Debts that are disputed will have the collection halted until the dispute is resolved so this practice can actually be used to buy time and get the funds ready to pay the debt. When a debt collector begins correspondence the debtor should always respond since not responding can have very significant impacts on a your credit file. If the debt is defaulted then that negative mark on a credit history can make it very difficult to retain a loan in the future from a traditional lender.
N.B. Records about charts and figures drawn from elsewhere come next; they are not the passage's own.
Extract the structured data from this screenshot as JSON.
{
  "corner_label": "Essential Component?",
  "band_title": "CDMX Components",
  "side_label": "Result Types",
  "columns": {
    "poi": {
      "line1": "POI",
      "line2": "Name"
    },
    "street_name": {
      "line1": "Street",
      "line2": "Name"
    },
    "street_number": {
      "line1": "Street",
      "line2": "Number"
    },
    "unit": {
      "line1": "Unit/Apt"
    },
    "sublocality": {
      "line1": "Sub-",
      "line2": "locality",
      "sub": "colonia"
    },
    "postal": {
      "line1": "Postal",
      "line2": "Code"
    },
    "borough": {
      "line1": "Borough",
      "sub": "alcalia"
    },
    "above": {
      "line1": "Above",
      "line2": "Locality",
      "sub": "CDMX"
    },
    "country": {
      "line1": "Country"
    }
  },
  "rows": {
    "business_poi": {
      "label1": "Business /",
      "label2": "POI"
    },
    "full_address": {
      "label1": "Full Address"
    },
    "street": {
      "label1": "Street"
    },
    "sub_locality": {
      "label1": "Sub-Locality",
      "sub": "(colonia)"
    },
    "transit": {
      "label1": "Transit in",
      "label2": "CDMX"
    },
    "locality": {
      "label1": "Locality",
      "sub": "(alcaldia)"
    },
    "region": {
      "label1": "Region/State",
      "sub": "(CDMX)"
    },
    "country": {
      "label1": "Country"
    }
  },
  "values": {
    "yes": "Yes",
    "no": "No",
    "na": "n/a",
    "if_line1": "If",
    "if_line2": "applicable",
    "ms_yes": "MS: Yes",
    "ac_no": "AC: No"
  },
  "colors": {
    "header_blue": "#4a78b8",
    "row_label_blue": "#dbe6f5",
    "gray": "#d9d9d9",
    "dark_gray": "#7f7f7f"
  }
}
Debt collectors and their methods
Debtors do have rights and they should know them. The debt collectors are not allowed to bully someone and the debtor is protected against being harassed or coerced by the Trade Practices Act. Lenders and collection agencies have to follow strict rules and cannot inform the family, friends or neighbors of the debtor about the debt. The debtor can only be contacted up to three times a week and only up to ten times a months and the debtor should not be contacted in person unless all other contact methods have been exhausted and even then the debtor has the right to refuse a face-to-face meeting.
Find someone to represent you
In such extreme cases it is best for the debtor to have a representative such as a lawyer or a financial counselor as the middle man who will be the only point of contact for the debt collectors. Sometimes a debt can be a mistake and the debt must be investigated. Sometimes it can even be a case of identity theft in which case it might be cleared up by proving one’s identity. If you are a victim of identity theft then you should contact the authorities immediately to make sure that no other debts are being attributed to you.
In any case, the debt collectors must provide an itemised bill of the amount owed along with an explanation of how the debt was calculated if you want to dispute a debt and then you should be able to show any records of payment. If you ever feel that debt collectors are breaking the rules then you always have the right to report them to the ACCC or your local consumer affairs department.